Deep dive into Playwright
Introduction
Playwright is a powerful, open-source automation library for web applications, developed by Microsoft and launched in January 2020. It enables developers to write scripts that automate web browsers for a wide range of tasks, including testing, web scraping, and browser-based automation workflows.
Key Features
- Cross-Browser: Playwright supports Chromium, Firefox, and WebKit, ensuring consistent testing across all major browsers
- Cross-Platform: Works across Windows, macOS, and Linux, allowing seamless testing on any platform.
- Headless & Headed Modes: Run tests in headless (for speed) or headed (for visual debugging), offering flexibility for different use cases.
- Parallel Testing Execution: Supports running tests in parallel across multiple browsers and contexts, speeding up the overall test process.
- Browser Contexts: Isolated browser profiles (contexts) allow efficient testing of multiple scenarios within the same browser instance.
- Auto-Waiting: Built-in retries for interactions like clicks and navigation, reducing flaky tests.
- Network Interception: Allows mocking of network requests, intercepting responses, and simulating network conditions for more complex testing.
- Emulation: Can emulate mobile devices, screen sizes, and geolocation, enabling testing of responsive and location-based behavior.
- Test Isolation: Each test can be isolated within its own context or page, preventing cross-test interference.
- Modern Web Support: Handles features like WebSockets, Web Workers, and Service Workers for testing of modern apps.

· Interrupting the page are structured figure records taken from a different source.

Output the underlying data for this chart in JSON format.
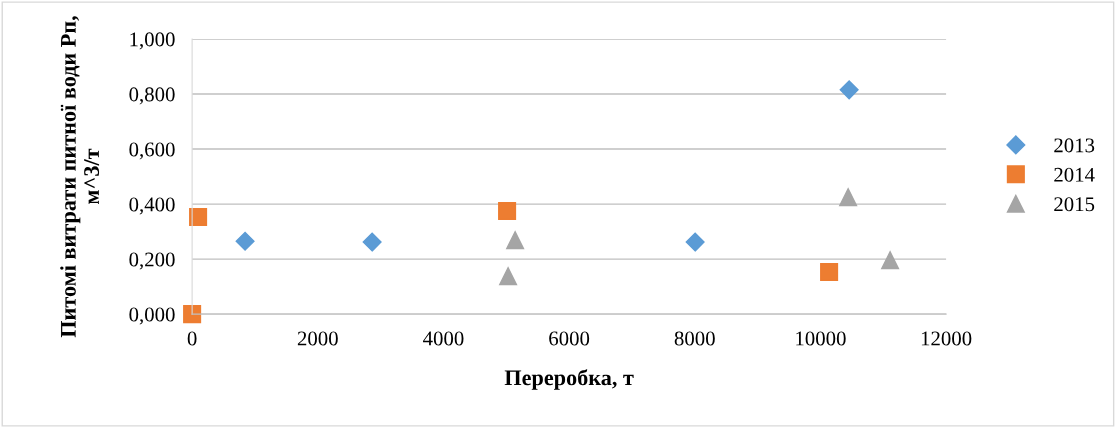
{
  "chart_data": {
    "type": "scatter",
    "xlabel": "Переробка, т",
    "ylabel": "Питомі витрати питної води Рп, м^3/т",
    "xlim": [
      0,
      12000
    ],
    "xticks": [
      0,
      2000,
      4000,
      6000,
      8000,
      10000,
      12000
    ],
    "ylim": [
      0,
      1.0
    ],
    "yticks": [
      {
        "value": 0,
        "label": "0,000"
      },
      {
        "value": 0.2,
        "label": "0,200"
      },
      {
        "value": 0.4,
        "label": "0,400"
      },
      {
        "value": 0.6,
        "label": "0,600"
      },
      {
        "value": 0.8,
        "label": "0,800"
      },
      {
        "value": 1.0,
        "label": "1,000"
      }
    ],
    "grid": "y",
    "legend": "right",
    "series": [
      {
        "name": "2013",
        "color": "#5b9bd5",
        "marker": "diamond",
        "x": [
          843,
          2865,
          8006,
          10457
        ],
        "values": [
          0.265,
          0.262,
          0.262,
          0.815
        ]
      },
      {
        "name": "2014",
        "color": "#ed7d31",
        "marker": "square",
        "x": [
          95,
          0,
          5013,
          10138
        ],
        "values": [
          0.353,
          0,
          0.375,
          0.153
        ]
      },
      {
        "name": "2015",
        "color": "#a5a5a5",
        "marker": "triangle",
        "x": [
          5141,
          5029,
          10441,
          11109
        ],
        "values": [
          0.269,
          0.138,
          0.425,
          0.196
        ]
      }
    ]
  }
}
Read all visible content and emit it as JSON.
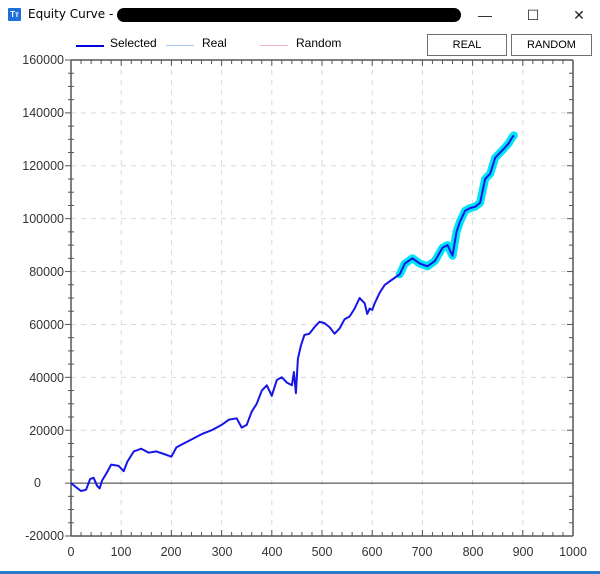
{
  "window": {
    "title": "Equity Curve - ",
    "title_redacted": true,
    "controls": {
      "minimize": "—",
      "maximize": "☐",
      "close": "✕"
    },
    "app_icon": "Tт"
  },
  "legend": [
    {
      "label": "Selected",
      "color": "#0000dd"
    },
    {
      "label": "Real",
      "color": "#a8c4f0"
    },
    {
      "label": "Random",
      "color": "#f4b6bd"
    }
  ],
  "buttons": {
    "real": "REAL",
    "random": "RANDOM"
  },
  "colors": {
    "selected": "#1515e8",
    "highlight": "#00e5f5",
    "grid": "#d9d9d9",
    "axis": "#555555",
    "zero_line": "#333333"
  },
  "chart_data": {
    "type": "line",
    "title": "Equity Curve",
    "xlabel": "",
    "ylabel": "",
    "xlim": [
      0,
      1000
    ],
    "ylim": [
      -20000,
      160000
    ],
    "x_ticks": [
      "0",
      "100",
      "200",
      "300",
      "400",
      "500",
      "600",
      "700",
      "800",
      "900",
      "1000"
    ],
    "y_ticks": [
      "160000",
      "140000",
      "120000",
      "100000",
      "80000",
      "60000",
      "40000",
      "20000",
      "0",
      "-20000"
    ],
    "grid": true,
    "legend_position": "top",
    "highlight_range": [
      650,
      882
    ],
    "series": [
      {
        "name": "Selected",
        "x": [
          0,
          10,
          20,
          30,
          38,
          45,
          52,
          57,
          62,
          70,
          80,
          95,
          105,
          112,
          125,
          140,
          155,
          170,
          185,
          200,
          210,
          225,
          240,
          260,
          280,
          300,
          315,
          330,
          340,
          350,
          360,
          370,
          380,
          390,
          400,
          410,
          420,
          430,
          440,
          444,
          448,
          452,
          458,
          465,
          475,
          485,
          495,
          505,
          515,
          525,
          535,
          545,
          555,
          565,
          575,
          585,
          590,
          595,
          600,
          605,
          615,
          625,
          640,
          655,
          665,
          680,
          695,
          710,
          725,
          740,
          750,
          760,
          768,
          775,
          785,
          795,
          805,
          815,
          825,
          835,
          845,
          855,
          865,
          872,
          878,
          882
        ],
        "y": [
          0,
          -1500,
          -3000,
          -2500,
          1500,
          2000,
          -1000,
          -2000,
          1000,
          3500,
          7000,
          6500,
          4500,
          8000,
          12000,
          13000,
          11500,
          12000,
          11000,
          10000,
          13500,
          15000,
          16500,
          18500,
          20000,
          22000,
          24000,
          24500,
          21000,
          22000,
          27000,
          30000,
          35000,
          37000,
          33000,
          39000,
          40000,
          38000,
          37000,
          42000,
          34000,
          47000,
          52000,
          56000,
          56500,
          59000,
          61000,
          60500,
          59000,
          56500,
          58500,
          62000,
          63000,
          66000,
          70000,
          68000,
          64000,
          66000,
          65500,
          68000,
          72000,
          75000,
          77000,
          79000,
          83000,
          85000,
          83000,
          82000,
          84000,
          89000,
          90000,
          86000,
          95000,
          99000,
          103000,
          104000,
          104500,
          106000,
          115000,
          117000,
          123000,
          125000,
          127000,
          128500,
          130500,
          131500
        ]
      },
      {
        "name": "Real",
        "x": [],
        "y": []
      },
      {
        "name": "Random",
        "x": [],
        "y": []
      }
    ]
  }
}
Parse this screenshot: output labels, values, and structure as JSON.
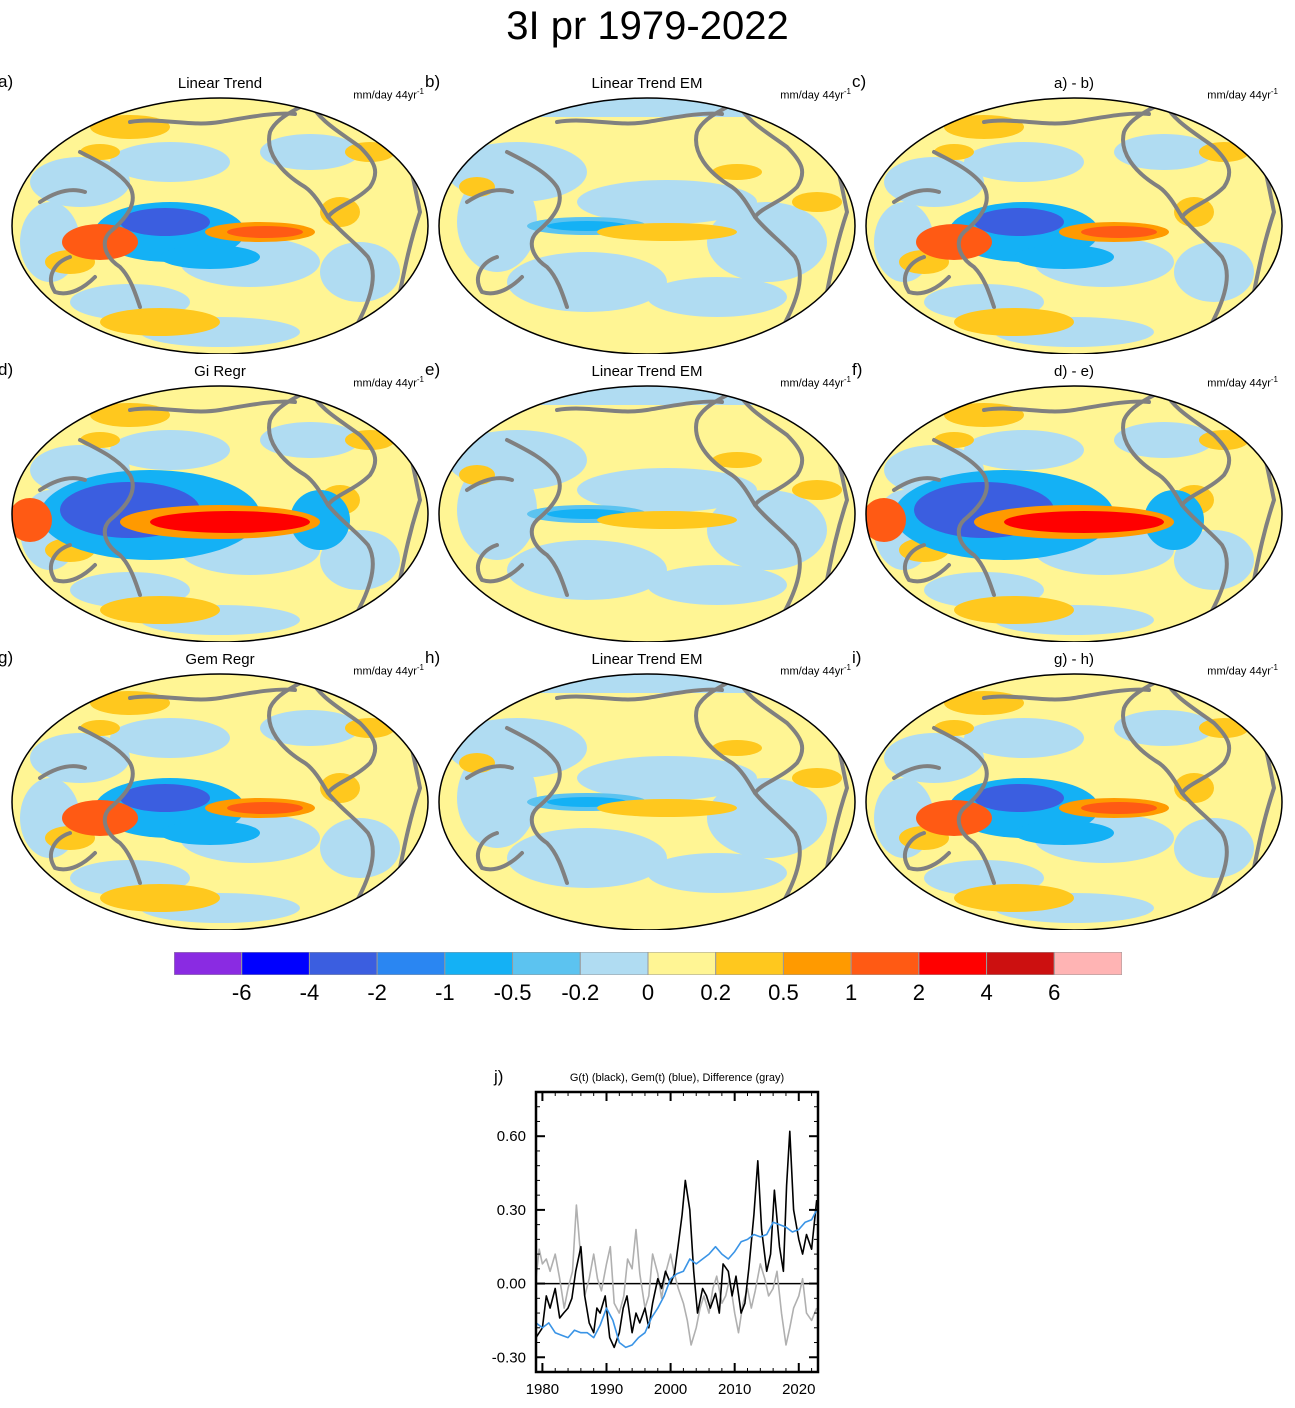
{
  "title": "3I pr 1979-2022",
  "units": "mm/day 44yr",
  "units_sup": "-1",
  "panels": [
    {
      "label": "a)",
      "title": "Linear Trend",
      "kind": "obs"
    },
    {
      "label": "b)",
      "title": "Linear Trend EM",
      "kind": "em"
    },
    {
      "label": "c)",
      "title": "a) - b)",
      "kind": "diff"
    },
    {
      "label": "d)",
      "title": "Gi Regr",
      "kind": "regr"
    },
    {
      "label": "e)",
      "title": "Linear Trend EM",
      "kind": "em"
    },
    {
      "label": "f)",
      "title": "d) - e)",
      "kind": "regr"
    },
    {
      "label": "g)",
      "title": "Gem Regr",
      "kind": "obs"
    },
    {
      "label": "h)",
      "title": "Linear Trend EM",
      "kind": "em"
    },
    {
      "label": "i)",
      "title": "g) - h)",
      "kind": "diff"
    }
  ],
  "colorbar": {
    "colors": [
      "#8a2be2",
      "#0000ff",
      "#3b5ee0",
      "#2a86f2",
      "#14b1f5",
      "#5cc3f0",
      "#b0dcf2",
      "#fff594",
      "#ffc81e",
      "#ff9a00",
      "#ff5a14",
      "#ff0000",
      "#cc1010",
      "#ffb4b4"
    ],
    "ticks": [
      "-6",
      "-4",
      "-2",
      "-1",
      "-0.5",
      "-0.2",
      "0",
      "0.2",
      "0.5",
      "1",
      "2",
      "4",
      "6"
    ]
  },
  "colors": {
    "land": "#808080",
    "zero_line": "#000000"
  },
  "chart_data": {
    "type": "line",
    "panel_label": "j)",
    "title": "G(t)  (black), Gem(t) (blue), Difference (gray)",
    "xlim": [
      1979,
      2023
    ],
    "ylim": [
      -0.36,
      0.78
    ],
    "xticks": [
      1980,
      1990,
      2000,
      2010,
      2020
    ],
    "yticks": [
      -0.3,
      0.0,
      0.3,
      0.6
    ],
    "ytick_labels": [
      "-0.30",
      "0.00",
      "0.30",
      "0.60"
    ],
    "hline": 0,
    "series": [
      {
        "name": "Difference",
        "color": "#b0b0b0",
        "x": [
          1979,
          1979.5,
          1980,
          1980.6,
          1981.2,
          1982,
          1982.7,
          1983.4,
          1984,
          1984.7,
          1985.3,
          1986,
          1986.6,
          1987.3,
          1988,
          1988.6,
          1989.2,
          1990,
          1990.6,
          1991.2,
          1992,
          1992.7,
          1993.3,
          1994,
          1994.6,
          1995.2,
          1996,
          1996.6,
          1997.2,
          1998,
          1998.6,
          1999.3,
          2000,
          2000.6,
          2001.2,
          2002,
          2002.6,
          2003.2,
          2004,
          2004.6,
          2005.2,
          2006,
          2006.6,
          2007.2,
          2008,
          2008.6,
          2009.2,
          2010,
          2010.6,
          2011.3,
          2012,
          2012.6,
          2013.2,
          2014,
          2014.7,
          2015.3,
          2016,
          2016.6,
          2017.3,
          2018,
          2018.6,
          2019.2,
          2020,
          2020.6,
          2021.2,
          2022,
          2022.8
        ],
        "y": [
          0.02,
          0.14,
          0.08,
          0.1,
          0.05,
          0.12,
          0.02,
          -0.1,
          -0.02,
          0.05,
          0.32,
          0.1,
          -0.05,
          0.02,
          0.12,
          0.02,
          -0.03,
          0.08,
          0.15,
          -0.08,
          -0.12,
          -0.05,
          0.1,
          0.06,
          0.22,
          0.04,
          -0.1,
          -0.05,
          0.12,
          0.04,
          -0.06,
          0.05,
          0.12,
          0.04,
          -0.02,
          -0.08,
          -0.15,
          -0.25,
          -0.18,
          -0.1,
          -0.05,
          -0.12,
          -0.02,
          0.03,
          -0.08,
          -0.05,
          0.02,
          -0.12,
          -0.2,
          -0.08,
          -0.02,
          -0.1,
          -0.03,
          0.08,
          0.02,
          -0.05,
          -0.02,
          0.05,
          -0.12,
          -0.25,
          -0.18,
          -0.1,
          -0.05,
          0.02,
          -0.12,
          -0.15,
          -0.1
        ]
      },
      {
        "name": "G(t)",
        "color": "#000000",
        "x": [
          1979,
          1979.5,
          1980,
          1980.6,
          1981.2,
          1982,
          1982.7,
          1983.3,
          1984,
          1984.6,
          1985.2,
          1986,
          1986.6,
          1987.3,
          1988,
          1988.5,
          1989,
          1989.8,
          1990.5,
          1991.2,
          1992,
          1992.6,
          1993.2,
          1994,
          1994.6,
          1995.2,
          1996,
          1996.6,
          1997.2,
          1998,
          1998.6,
          1999.2,
          2000,
          2000.6,
          2001.2,
          2001.8,
          2002.3,
          2003,
          2003.6,
          2004.2,
          2005,
          2005.6,
          2006.2,
          2007,
          2007.6,
          2008.2,
          2009,
          2009.6,
          2010.2,
          2011,
          2011.6,
          2012.2,
          2013,
          2013.6,
          2014.2,
          2015,
          2015.6,
          2016.2,
          2017,
          2017.6,
          2018.1,
          2018.6,
          2019.2,
          2020,
          2020.6,
          2021.2,
          2022,
          2022.8
        ],
        "y": [
          -0.22,
          -0.2,
          -0.18,
          -0.05,
          -0.1,
          -0.02,
          -0.14,
          -0.12,
          -0.1,
          -0.06,
          0.05,
          0.15,
          -0.05,
          -0.16,
          -0.2,
          -0.1,
          -0.12,
          -0.05,
          -0.22,
          -0.26,
          -0.2,
          -0.1,
          -0.05,
          -0.2,
          -0.12,
          -0.16,
          -0.1,
          -0.18,
          -0.08,
          0.02,
          -0.02,
          0.05,
          0.0,
          0.04,
          0.16,
          0.28,
          0.42,
          0.3,
          0.05,
          -0.12,
          -0.02,
          -0.05,
          -0.1,
          -0.04,
          -0.12,
          0.08,
          0.05,
          -0.05,
          0.03,
          -0.12,
          -0.08,
          0.06,
          0.28,
          0.5,
          0.22,
          0.05,
          0.12,
          0.38,
          0.15,
          0.05,
          0.4,
          0.62,
          0.3,
          0.18,
          0.12,
          0.2,
          0.14,
          0.34
        ]
      },
      {
        "name": "Gem(t)",
        "color": "#3a94e6",
        "x": [
          1979,
          1980,
          1981,
          1982,
          1983,
          1984,
          1985,
          1986,
          1987,
          1988,
          1989,
          1990,
          1991,
          1992,
          1993,
          1994,
          1995,
          1996,
          1997,
          1998,
          1999,
          2000,
          2001,
          2002,
          2003,
          2004,
          2005,
          2006,
          2007,
          2008,
          2009,
          2010,
          2011,
          2012,
          2013,
          2014,
          2015,
          2016,
          2017,
          2018,
          2019,
          2020,
          2021,
          2022,
          2022.8
        ],
        "y": [
          -0.16,
          -0.18,
          -0.16,
          -0.2,
          -0.21,
          -0.22,
          -0.19,
          -0.2,
          -0.2,
          -0.22,
          -0.17,
          -0.1,
          -0.15,
          -0.24,
          -0.26,
          -0.25,
          -0.22,
          -0.2,
          -0.14,
          -0.1,
          -0.05,
          0.02,
          0.04,
          0.05,
          0.1,
          0.08,
          0.1,
          0.12,
          0.15,
          0.12,
          0.1,
          0.13,
          0.17,
          0.18,
          0.2,
          0.19,
          0.2,
          0.25,
          0.24,
          0.23,
          0.21,
          0.22,
          0.25,
          0.26,
          0.3
        ]
      }
    ]
  }
}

- Visual Comparisons: Playwright supports capturing screenshots and comparing them against baseline images for visual regression testing.
- Tracing and Debugging: Playwright provides tools for tracing test execution, recording video, and generating logs, which help in debugging and identifying issues quickly.
Playwright’s architecture
It’s built around the following core components:
- Browser: This represents the entire browser (like Chromium, Firefox, or WebKit) running during the test. It’s the top-level entity that controls all the lower-level components.
- Browser Context: Contexts are like separate user profiles within the same browser. Each context runs as a separate session, with its own cookies, cache, and storage.
- Page: Like individual tabs or windows in the browser. Each page operates independently and can perform its own set of actions, such as navigating to URLs, clicking elements, or filling out forms.
Real example
Let see how to write an real example test on a simple Tic Tac Toe game
import { test, expect, chromium } from "@playwright/test";
test("Tic Tac Toe game play", async () => {
const player1Name = "Razvan";
const player2Name = "Cosmin";
// Launch the browser
const browser = await chromium.launch();
const page = await browser.newPage();
// Navigate to the game page
await page.goto("https://razvantimis.github.io/tic-tac-toe/");
// Start the game by entering player names
await page.fill("#name1", player1Name); // Fill Player 1's name
await page.fill("#name2", player2Name); // Fill Player 2's name
await page.getByRole("button", { name: "Confirm" }).click(); // Confirm names
// Wait for the names dialog to disappear
await page.waitForSelector(".names-dialog", { state: "hidden" });
// Function to simulate a player move
const makeMove = async (position: number, expectedText: string) => {
const cell = page.getByTestId(`game-cell-${position}`);
await cell.click(); // Player clicks the cell
await expect(cell).toHaveText(expectedText); // Verify move
};
// Player 1 makes their moves (X)
await makeMove(0, "X");
// Player 2 makes their move (O)
await makeMove(1, "O");
// Player 1 makes another move (X)
await makeMove(3, "X");
// Player 2 makes another move (O)
await makeMove(4, "O");
// Player 1 makes the last move to win (X)
await makeMove(6, "X");
// Check for the winning condition
await expect(page.locator(".result-dialog")).toBeVisible(); // Verify that the result dialog is visible
await expect(
page.getByRole("heading", { name: `${player1Name} Wins!` })
).toBeVisible(); // Verify win message
// Close the browser
await browser.close();
});
Selecting Elements
By following below order—focusing on accessibility first and then stability—you can create more robust and maintainable tests in Playwright.
page.getByRole(role, options)
: Targets elements by their ARIA role, enhancing accessibility in tests.
await page.getByRole("button", { name: "Confirm" }).click();
page.getByTestId(testId)
: Using a data-testid attribute for selecting elements in tests provides stability and clarity
await page.getByTestId(`game-cell-${position}`).click();
page.locator(selector)
: Selects elements using CSS selectors.
await expect(page.locator('.gamecell[data-position="0"]')).toHaveText("X");
Conclusion
Playwright is a game-changer in browser automation, offering a fast, flexible framework for complex web testing scenarios. With multi-browser support, parallel execution, and modern APIs, it’s an ideal choice for developers and QA engineers looking to create reliable and maintainable test suites.